Mainframes use 386 chips for I/O controllers and even those sit there and loaf, talk about a waste of electricity! About .01% of the worlds computers need the kind of power that a CPU with more then say 4 cores provide. Those that do are rather busy doing insanely complex mathematics, but even then I doubt that the CPU(s), even when running at "100%" utilization are actually doing the work that they were programmed to do, rather they are waiting for I/O to a database or RAM and fetching data.
Until someone figures out how to move data in a far far more efficient manner then we currently understand, these mega-core CPU's, while nice to think about, are simply a waste of time and silicon with the possible exception of research.
Hey KID! Yeah you, get the fuck off my lawn!
Right, so you split your computation up into small units that can be efficiently allocated to the many core array. This allows you to express the parallelism in the program properly, because you're not constrained by the coarse granularity of a thread model. Cool.
But the problem here is how you write the code itself. Purely functional code maps really well onto this model, but nobody wants to retrain all their programmers to use Haskell. We're going to end up with a hybrid C-based language: but what restrictions should exist in it?

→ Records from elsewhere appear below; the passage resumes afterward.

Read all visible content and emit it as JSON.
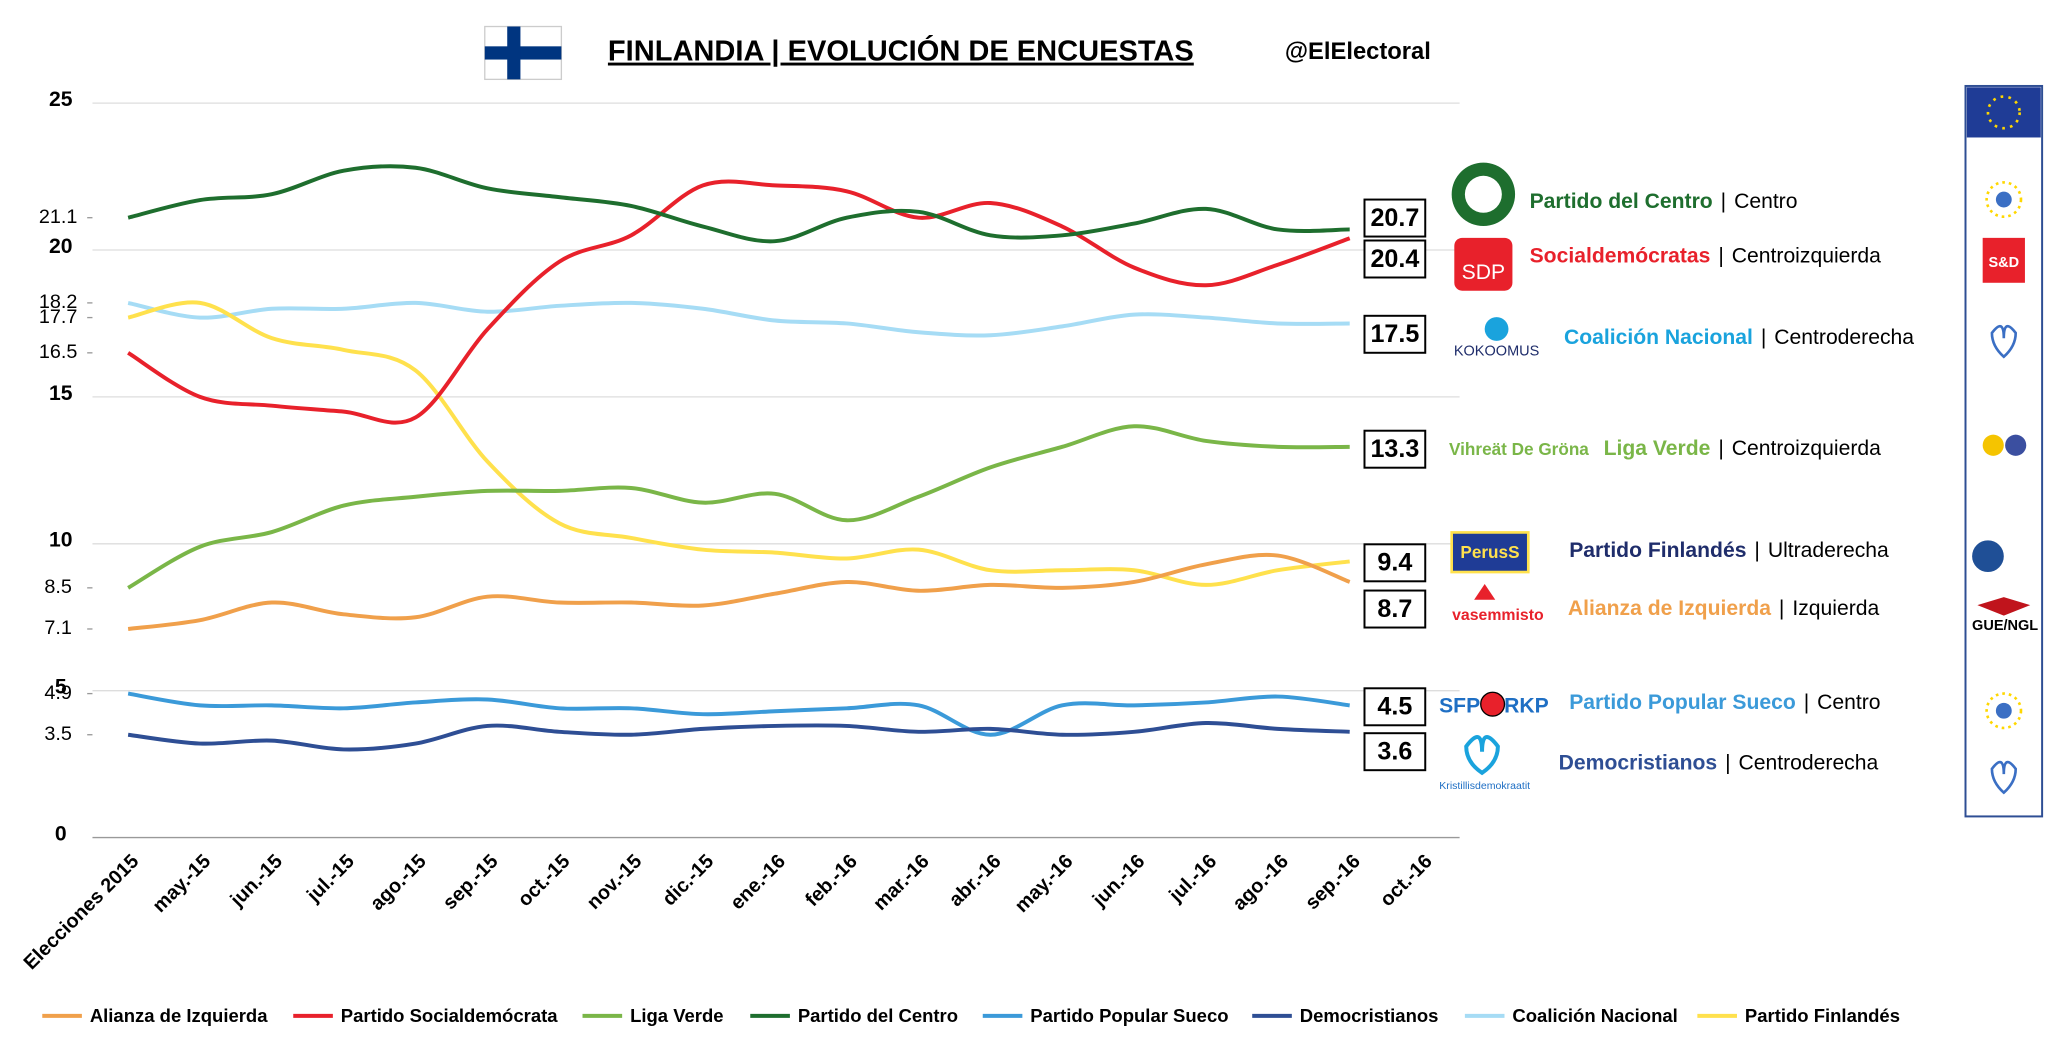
{
  "chart_data": {
    "type": "line",
    "title": "FINLANDIA | EVOLUCIÓN DE ENCUESTAS",
    "handle": "@ElElectoral",
    "categories": [
      "Elecciones 2015",
      "may.-15",
      "jun.-15",
      "jul.-15",
      "ago.-15",
      "sep.-15",
      "oct.-15",
      "nov.-15",
      "dic.-15",
      "ene.-16",
      "feb.-16",
      "mar.-16",
      "abr.-16",
      "may.-16",
      "jun.-16",
      "jul.-16",
      "ago.-16",
      "sep.-16",
      "oct.-16"
    ],
    "ylim": [
      0,
      25
    ],
    "yticks": [
      0,
      5,
      10,
      15,
      20,
      25
    ],
    "yticks_minor": [
      3.5,
      4.9,
      7.1,
      8.5,
      16.5,
      17.7,
      18.2,
      21.1
    ],
    "grid": true,
    "legend": "bottom",
    "series": [
      {
        "name": "Alianza de Izquierda",
        "color": "#f0a04b",
        "party": "Alianza de Izquierda",
        "ideology": "Izquierda",
        "logo": "vasemmisto",
        "values": [
          7.1,
          7.4,
          8.0,
          7.6,
          7.5,
          8.2,
          8.0,
          8.0,
          7.9,
          8.3,
          8.7,
          8.4,
          8.6,
          8.5,
          8.7,
          9.3,
          9.6,
          8.7,
          null
        ]
      },
      {
        "name": "Partido Socialdemócrata",
        "color": "#e8212b",
        "party": "Socialdemócratas",
        "ideology": "Centroizquierda",
        "logo": "SDP",
        "values": [
          16.5,
          15.0,
          14.7,
          14.5,
          14.3,
          17.3,
          19.6,
          20.5,
          22.2,
          22.2,
          22.0,
          21.1,
          21.6,
          20.8,
          19.4,
          18.8,
          19.5,
          20.4,
          null
        ]
      },
      {
        "name": "Liga Verde",
        "color": "#7ab648",
        "party": "Liga Verde",
        "ideology": "Centroizquierda",
        "logo": "Vihreät De Gröna",
        "values": [
          8.5,
          9.9,
          10.4,
          11.3,
          11.6,
          11.8,
          11.8,
          11.9,
          11.4,
          11.7,
          10.8,
          11.6,
          12.6,
          13.3,
          14.0,
          13.5,
          13.3,
          13.3,
          null
        ]
      },
      {
        "name": "Partido del Centro",
        "color": "#1e6e2e",
        "party": "Partido del Centro",
        "ideology": "Centro",
        "logo": "",
        "values": [
          21.1,
          21.7,
          21.9,
          22.7,
          22.8,
          22.1,
          21.8,
          21.5,
          20.8,
          20.3,
          21.1,
          21.3,
          20.5,
          20.5,
          20.9,
          21.4,
          20.7,
          20.7,
          null
        ]
      },
      {
        "name": "Partido Popular Sueco",
        "color": "#3b9ad9",
        "party": "Partido Popular Sueco",
        "ideology": "Centro",
        "logo": "SFP RKP",
        "values": [
          4.9,
          4.5,
          4.5,
          4.4,
          4.6,
          4.7,
          4.4,
          4.4,
          4.2,
          4.3,
          4.4,
          4.5,
          3.5,
          4.5,
          4.5,
          4.6,
          4.8,
          4.5,
          null
        ]
      },
      {
        "name": "Democristianos",
        "color": "#2e4e94",
        "party": "Democristianos",
        "ideology": "Centroderecha",
        "logo": "Kristillisdemokraatit",
        "values": [
          3.5,
          3.2,
          3.3,
          3.0,
          3.2,
          3.8,
          3.6,
          3.5,
          3.7,
          3.8,
          3.8,
          3.6,
          3.7,
          3.5,
          3.6,
          3.9,
          3.7,
          3.6,
          null
        ]
      },
      {
        "name": "Coalición Nacional",
        "color": "#a6dcf5",
        "party": "Coalición Nacional",
        "ideology": "Centroderecha",
        "logo": "KOKOOMUS",
        "values": [
          18.2,
          17.7,
          18.0,
          18.0,
          18.2,
          17.9,
          18.1,
          18.2,
          18.0,
          17.6,
          17.5,
          17.2,
          17.1,
          17.4,
          17.8,
          17.7,
          17.5,
          17.5,
          null
        ]
      },
      {
        "name": "Partido Finlandés",
        "color": "#ffe14d",
        "party": "Partido Finlandés",
        "ideology": "Ultraderecha",
        "logo": "PerusS",
        "values": [
          17.7,
          18.2,
          17.0,
          16.6,
          15.9,
          12.8,
          10.7,
          10.2,
          9.8,
          9.7,
          9.5,
          9.8,
          9.1,
          9.1,
          9.1,
          8.6,
          9.1,
          9.4,
          null
        ]
      }
    ],
    "eu_groups": [
      "S&D",
      "GUE/NGL"
    ]
  }
}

This depends on what is easy to implement in hardware - because if we wanted to stick with what was easy to implement in software, we'd carry on trying to squeeze a few extra instructions per second out of a conventional CPU architecture.
The biggest restriction turns out to be the "R" in RAM. Most of our programs use memory in an unpredictable way, pulling data from all over the memory space, and this doesn't map well to a many core architecture. You can put caches at every core, but the cache miss penalty is astronomical, not to mention the problems of keeping all the caches coherent. Random access won't scale; we will need something else, and it will break lots of programs.
This is going to lead to some really shitty science, because:
I think that the eventual winning architecture will be the one that is easiest to write programs for. But it will have to be so much better at running those programs that it is worth the effort of porting them. So it will have to be a huge improvement, or easy to port to, or some combination of the two. However, those are qualitative properties. Anyone could argue that their architecture is better than another - and they will.
>north
You're an immobile computer, remember?